Last week I was driving Highway 126 on my way to San Luis Obispo to help my daughter move some things into her new apartment.
While passing through a rich agricultural area outside of Santa Paula I pulled over to get a burrito from a food truck parked alongside the road. A young girl, around the age of 10, took my order and gave me my change. Her father was at the grill and her mother was overseeing the whole operation.
Aside from the burrito being delicious, it felt good to have a direct connection with the product I was buying — no middle man, no corporate logo, just a straightforward transaction between myself and the provider of the product.
Some say, as a result of the Industrial Revolution, that workers have become alienated from the products they produce.
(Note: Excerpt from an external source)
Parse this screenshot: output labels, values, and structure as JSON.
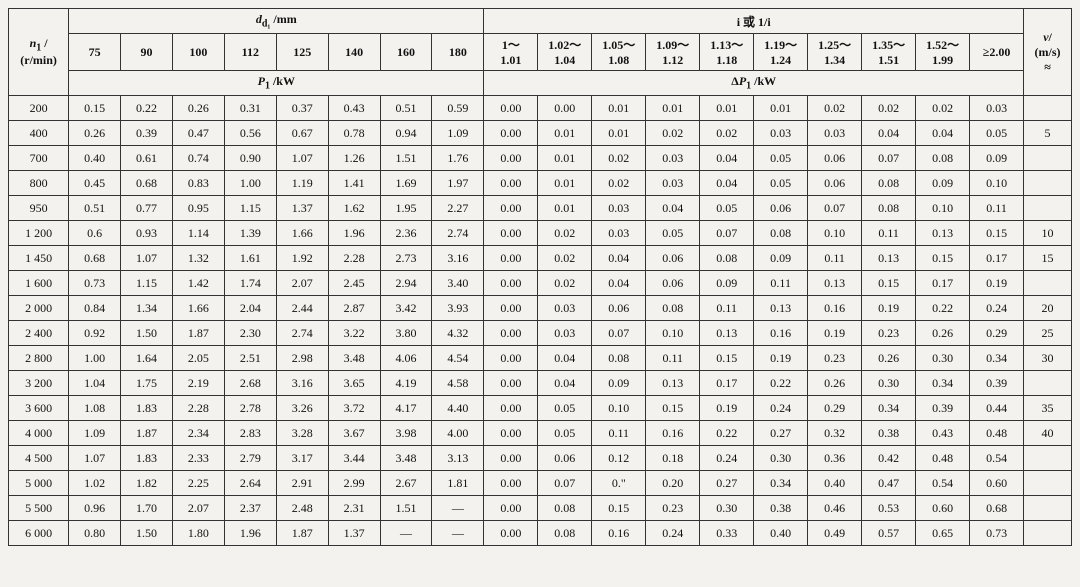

Consequently, we no longer feel connected to the goods we produce as a result of our labor. This connection still exists in many of the trades — masons to their stonework, carpenters such as Pete Holzman to the furniture they build, chefs to their food.
In the past if you wanted a pair of shoes, you went to a cobbler. A successful cobbler was one who not only made his living but also took pride in his craftsmanship; he may have felt a sense of purpose through his connection to his work. Now many of us work for one thing — money — with little or no connection to the fruits of our labor. We aren’t the wheel, only a cog in the wheel.
Maybe I’m romanticizing the past, but I get more satisfaction buying an apple from a family fruit stand alongside of the road than in a large supermarket. Maybe it’s the personal connection that satisfies me or maybe my mistrust of a group of anonymous board of directors in an office somewhere in the world leaves me feeling empty when dealing with a superstore.
I think something is to be said for knowing where your food is from or where your clothes are made, and that globalism has widened the gap between consumers and the means of production.
I believe there is nobility in a job well done, and that there is a greater probability that that job will be well done if your name is on it.
So the next time you’re on a road trip, pull over for a bite in that little hole-in-the-wall restaurant rather than a fast food chain or buy that handmade canoe hanging from the ceiling in a small country store, built locally by someone who loves canoes. It’s good for the local economy and it’s good for the soul.